I assume you mean [tex]y_1=t^{-1}[/tex], and not [tex]y_1=t-1[/tex], since this doesn't satisfy the ODE.
Assume a second solution of the form [tex]y_2=vy_1[/tex], where [tex]v[/tex] is a function of [tex]t[/tex]. Then
[tex]{y_2}'=v'y_1+v{y_1}'[/tex]
[tex]{y_2}''=v''y_1+2v'{y_1}'+v{y_1}''[/tex]

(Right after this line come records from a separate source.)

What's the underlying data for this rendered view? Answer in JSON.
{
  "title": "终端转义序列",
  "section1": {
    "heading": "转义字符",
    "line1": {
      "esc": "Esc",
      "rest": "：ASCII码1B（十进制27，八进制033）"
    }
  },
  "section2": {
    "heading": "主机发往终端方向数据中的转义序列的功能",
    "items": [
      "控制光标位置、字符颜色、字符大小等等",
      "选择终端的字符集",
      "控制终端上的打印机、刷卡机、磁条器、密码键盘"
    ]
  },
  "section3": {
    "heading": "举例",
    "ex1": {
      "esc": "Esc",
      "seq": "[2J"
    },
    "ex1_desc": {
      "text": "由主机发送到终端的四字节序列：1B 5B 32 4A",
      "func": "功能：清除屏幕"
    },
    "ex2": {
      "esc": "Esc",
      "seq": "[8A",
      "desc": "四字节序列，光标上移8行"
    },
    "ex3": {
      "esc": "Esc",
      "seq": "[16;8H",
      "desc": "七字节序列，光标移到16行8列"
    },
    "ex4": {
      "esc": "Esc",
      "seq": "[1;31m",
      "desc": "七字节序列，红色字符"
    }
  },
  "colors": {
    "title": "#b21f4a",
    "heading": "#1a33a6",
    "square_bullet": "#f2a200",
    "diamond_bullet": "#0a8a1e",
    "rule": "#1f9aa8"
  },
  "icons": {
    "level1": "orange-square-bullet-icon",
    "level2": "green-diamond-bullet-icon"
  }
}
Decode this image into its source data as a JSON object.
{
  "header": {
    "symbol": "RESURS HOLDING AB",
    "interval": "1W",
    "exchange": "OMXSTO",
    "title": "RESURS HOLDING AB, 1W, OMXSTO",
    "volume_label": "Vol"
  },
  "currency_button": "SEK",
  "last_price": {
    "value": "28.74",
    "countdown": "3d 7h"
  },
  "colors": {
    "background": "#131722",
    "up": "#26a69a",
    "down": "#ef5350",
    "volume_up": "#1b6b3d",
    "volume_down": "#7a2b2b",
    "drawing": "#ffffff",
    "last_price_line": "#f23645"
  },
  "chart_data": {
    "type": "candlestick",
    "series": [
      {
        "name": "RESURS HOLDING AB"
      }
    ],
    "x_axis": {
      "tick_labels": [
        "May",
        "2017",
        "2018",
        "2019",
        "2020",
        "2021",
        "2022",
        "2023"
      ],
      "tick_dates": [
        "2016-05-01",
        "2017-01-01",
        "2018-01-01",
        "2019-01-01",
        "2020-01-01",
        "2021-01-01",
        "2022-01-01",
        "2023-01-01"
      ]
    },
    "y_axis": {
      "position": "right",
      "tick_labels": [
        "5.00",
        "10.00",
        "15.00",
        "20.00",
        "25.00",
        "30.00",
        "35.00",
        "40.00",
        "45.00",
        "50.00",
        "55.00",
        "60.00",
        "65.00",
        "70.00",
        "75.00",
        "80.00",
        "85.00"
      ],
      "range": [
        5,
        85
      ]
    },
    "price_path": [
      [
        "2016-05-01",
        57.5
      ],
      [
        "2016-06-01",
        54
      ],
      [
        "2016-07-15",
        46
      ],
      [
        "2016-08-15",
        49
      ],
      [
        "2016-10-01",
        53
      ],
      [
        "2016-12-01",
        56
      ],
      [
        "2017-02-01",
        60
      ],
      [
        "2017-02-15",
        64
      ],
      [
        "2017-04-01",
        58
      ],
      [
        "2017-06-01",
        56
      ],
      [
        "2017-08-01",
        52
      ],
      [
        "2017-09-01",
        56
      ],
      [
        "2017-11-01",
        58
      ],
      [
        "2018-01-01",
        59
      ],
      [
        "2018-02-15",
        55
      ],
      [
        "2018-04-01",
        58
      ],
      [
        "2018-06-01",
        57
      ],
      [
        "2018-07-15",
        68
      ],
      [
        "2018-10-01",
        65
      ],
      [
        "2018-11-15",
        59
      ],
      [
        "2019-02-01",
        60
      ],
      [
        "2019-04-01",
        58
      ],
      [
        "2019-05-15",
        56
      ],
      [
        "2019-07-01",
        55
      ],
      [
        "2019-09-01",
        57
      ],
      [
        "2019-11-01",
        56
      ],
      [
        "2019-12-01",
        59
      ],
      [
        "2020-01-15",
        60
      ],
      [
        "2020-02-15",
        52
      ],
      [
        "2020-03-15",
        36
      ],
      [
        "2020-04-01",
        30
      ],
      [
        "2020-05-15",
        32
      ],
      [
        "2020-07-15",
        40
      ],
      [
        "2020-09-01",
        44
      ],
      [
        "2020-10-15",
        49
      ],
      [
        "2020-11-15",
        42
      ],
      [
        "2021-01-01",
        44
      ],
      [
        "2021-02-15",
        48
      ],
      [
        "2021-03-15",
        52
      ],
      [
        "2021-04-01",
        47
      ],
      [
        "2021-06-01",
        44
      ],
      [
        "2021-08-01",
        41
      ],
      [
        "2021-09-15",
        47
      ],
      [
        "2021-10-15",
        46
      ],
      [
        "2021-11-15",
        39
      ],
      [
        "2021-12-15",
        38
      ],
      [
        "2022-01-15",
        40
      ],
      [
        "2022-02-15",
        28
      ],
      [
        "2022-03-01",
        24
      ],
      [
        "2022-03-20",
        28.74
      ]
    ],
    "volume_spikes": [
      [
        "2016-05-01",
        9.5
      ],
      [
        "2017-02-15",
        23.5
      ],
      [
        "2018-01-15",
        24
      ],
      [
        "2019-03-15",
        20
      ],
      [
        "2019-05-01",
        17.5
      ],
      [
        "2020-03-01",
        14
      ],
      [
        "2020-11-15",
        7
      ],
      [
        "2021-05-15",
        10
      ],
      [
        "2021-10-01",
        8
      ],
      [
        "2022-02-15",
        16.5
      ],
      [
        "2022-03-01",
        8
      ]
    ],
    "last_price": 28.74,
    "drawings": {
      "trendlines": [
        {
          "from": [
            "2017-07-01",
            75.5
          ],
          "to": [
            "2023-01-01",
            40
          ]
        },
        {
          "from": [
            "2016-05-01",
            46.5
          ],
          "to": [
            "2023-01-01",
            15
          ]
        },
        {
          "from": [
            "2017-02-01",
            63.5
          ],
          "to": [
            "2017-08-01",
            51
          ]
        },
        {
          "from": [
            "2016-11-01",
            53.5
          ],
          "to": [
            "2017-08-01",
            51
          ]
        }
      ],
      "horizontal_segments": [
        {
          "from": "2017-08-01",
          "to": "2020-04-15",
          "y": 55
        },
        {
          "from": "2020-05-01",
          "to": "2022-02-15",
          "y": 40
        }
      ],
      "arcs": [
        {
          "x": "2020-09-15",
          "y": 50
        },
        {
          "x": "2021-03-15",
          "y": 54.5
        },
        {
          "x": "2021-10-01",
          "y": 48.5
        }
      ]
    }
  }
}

Substituting into the ODE gives
[tex]t^2\left(\dfrac{v''}t-\dfrac{2v'}{t^2}+\dfrac{2v}{t^3}\right)+3t\left(\dfrac{v'}t-\dfrac v{t^2}\right)+\dfrac vt=0[/tex]
[tex]\implies tv''+v'=0[/tex]
[tex]\implies(tv')'=0[/tex]
[tex]\implies tv'=C[/tex]
[tex]\implies v'=\dfrac Ct[/tex]
[tex]\implies v=C_1\ln|t|+C_2[/tex]
[tex]\implies y_2=\dfrac{\ln t}t[/tex]
where we omit the second term because it's already accounted for by [tex]y_1[/tex].